(Reuters) – A ballot measure to legalize recreational use of marijuana for adults in Oklahoma and establish an excise tax on cannabis sales in the state appeared headed for a resounding defeat at the polls on Tuesday, according to state election returns.
With the overwhelming majority of precincts reporting, just over 62% of voters had cast ballots against the recreational pot legalization measure known as Question 820, compared with nearly 38% who supported it, the state’s unofficial results showed.
The vote came nearly five years after Oklahoma voters approved legalizing cannabis for medical purposes.
The measure would have made it legal for adults 21 and older to purchase and possess up to an ounce of marijuana, and to grow as many as six mature cannabis plants for personal use.
It also would have placed a 15% tax on sales of all recreational marijuana products, with revenues divvied up between municipalities and the state’s general fund, public education grants and substance abuse programs.
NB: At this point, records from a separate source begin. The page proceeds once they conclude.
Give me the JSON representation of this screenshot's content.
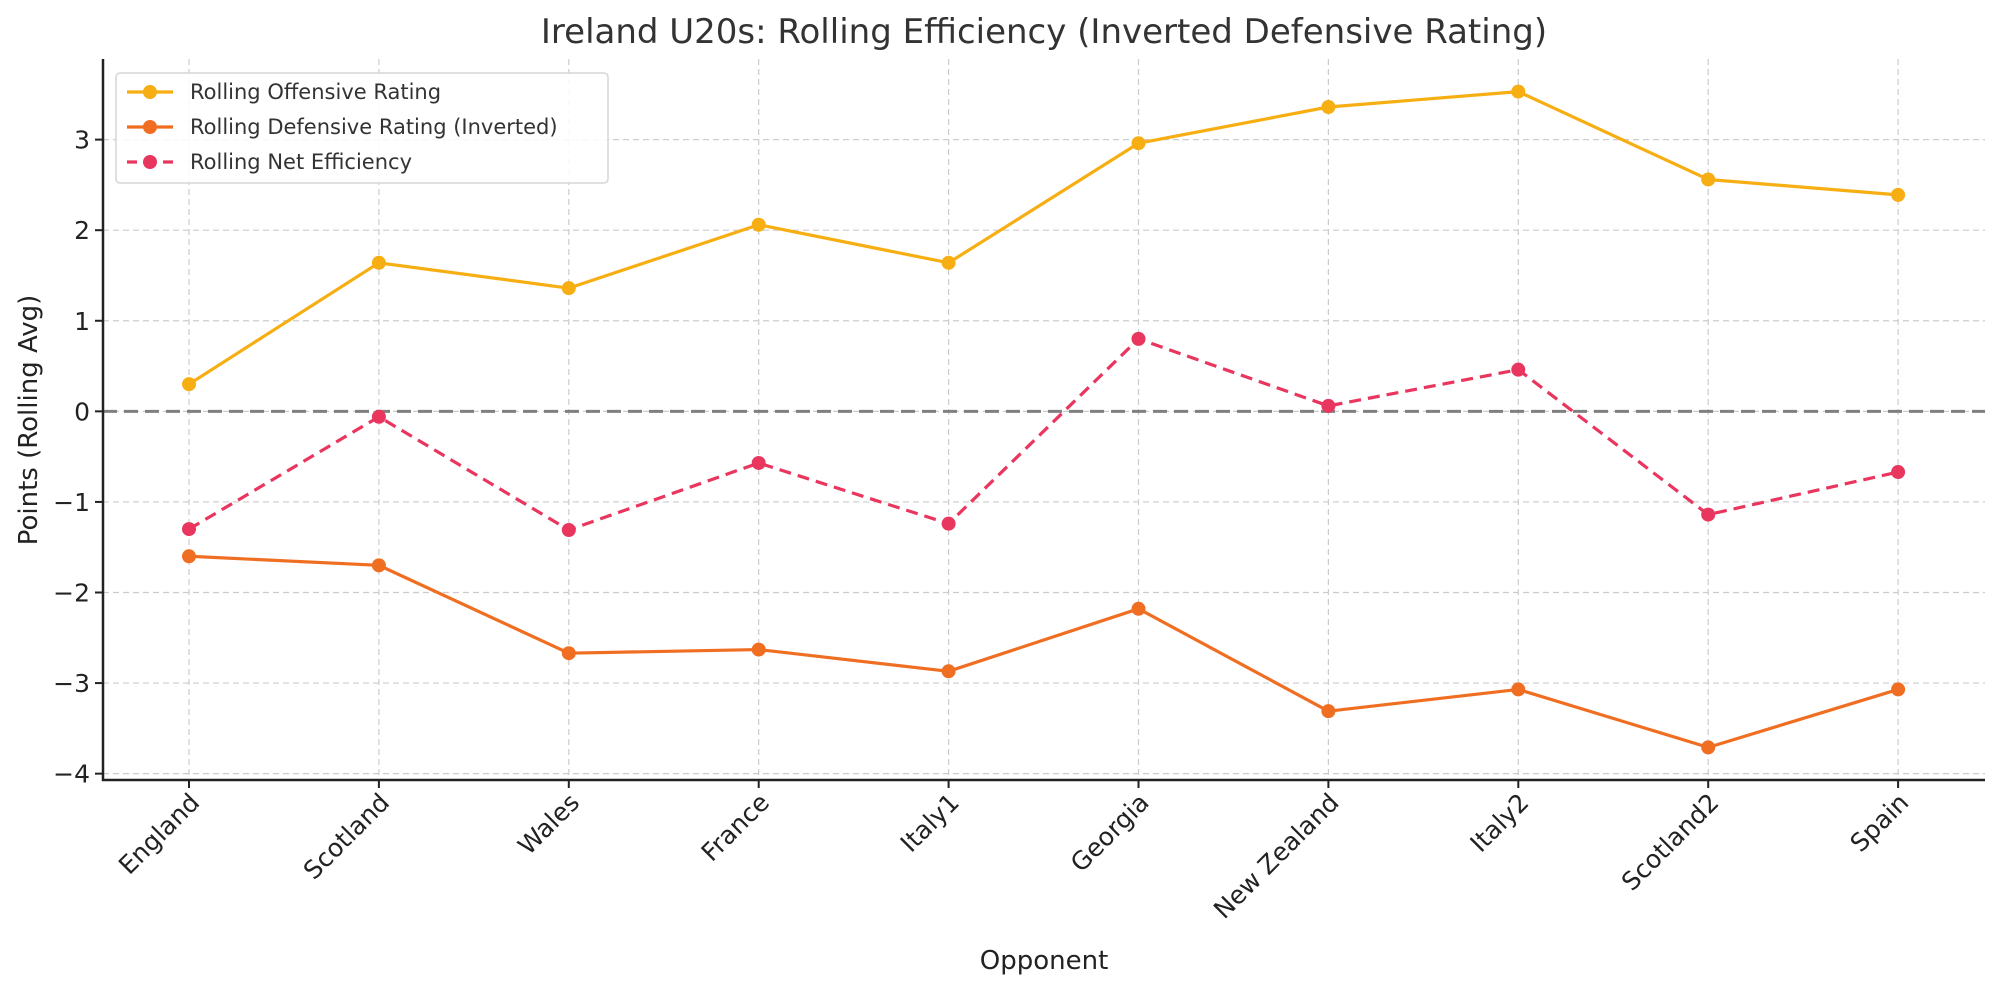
{
  "chart_data": {
    "type": "line",
    "title": "Ireland U20s: Rolling Efficiency (Inverted Defensive Rating)",
    "xlabel": "Opponent",
    "ylabel": "Points (Rolling Avg)",
    "categories": [
      "England",
      "Scotland",
      "Wales",
      "France",
      "Italy1",
      "Georgia",
      "New Zealand",
      "Italy2",
      "Scotland2",
      "Spain"
    ],
    "ylim": [
      -4.07,
      3.89
    ],
    "yticks": [
      -4,
      -3,
      -2,
      -1,
      0,
      1,
      2,
      3
    ],
    "ytick_labels": [
      "−4",
      "−3",
      "−2",
      "−1",
      "0",
      "1",
      "2",
      "3"
    ],
    "grid": true,
    "legend_position": "top-left",
    "reference_line": {
      "y": 0,
      "style": "dashed",
      "color": "#808080"
    },
    "series": [
      {
        "name": "Rolling Offensive Rating",
        "color": "#F7AE12",
        "style": "solid",
        "marker": "circle",
        "values": [
          0.3,
          1.64,
          1.36,
          2.06,
          1.64,
          2.96,
          3.36,
          3.53,
          2.56,
          2.39
        ]
      },
      {
        "name": "Rolling Defensive Rating (Inverted)",
        "color": "#F06E22",
        "style": "solid",
        "marker": "circle",
        "values": [
          -1.6,
          -1.7,
          -2.67,
          -2.63,
          -2.87,
          -2.18,
          -3.31,
          -3.07,
          -3.71,
          -3.07
        ]
      },
      {
        "name": "Rolling Net Efficiency",
        "color": "#E9365E",
        "style": "dashed",
        "marker": "circle",
        "values": [
          -1.3,
          -0.06,
          -1.31,
          -0.57,
          -1.24,
          0.8,
          0.06,
          0.46,
          -1.14,
          -0.67
        ]
      }
    ]
  }
}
The existing state medical marijuana authority would have been tasked with regulating and licensing commercial cannabis businesses.
In addition, individuals already convicted of low-level marijuana offenses that the measure proposed to make legal could have sought re-sentencing or have their records expunged.
As of this year, 21 other U.S. states have fully legalized marijuana for adults, according to a Reuters tally, but cannabis remains classified as an illegal narcotic under federal law.
Advocates of liberalized marijuana laws argue that criminalization of low-level possession squanders law enforcement resources and disproportionately affects people of color. Taxing cannabis, they argue, would generate millions of dollars in new state revenues.
Opponents say legalizing pot can lead to increases in crime, automobile and workplace accidents and a rise in drug use among children.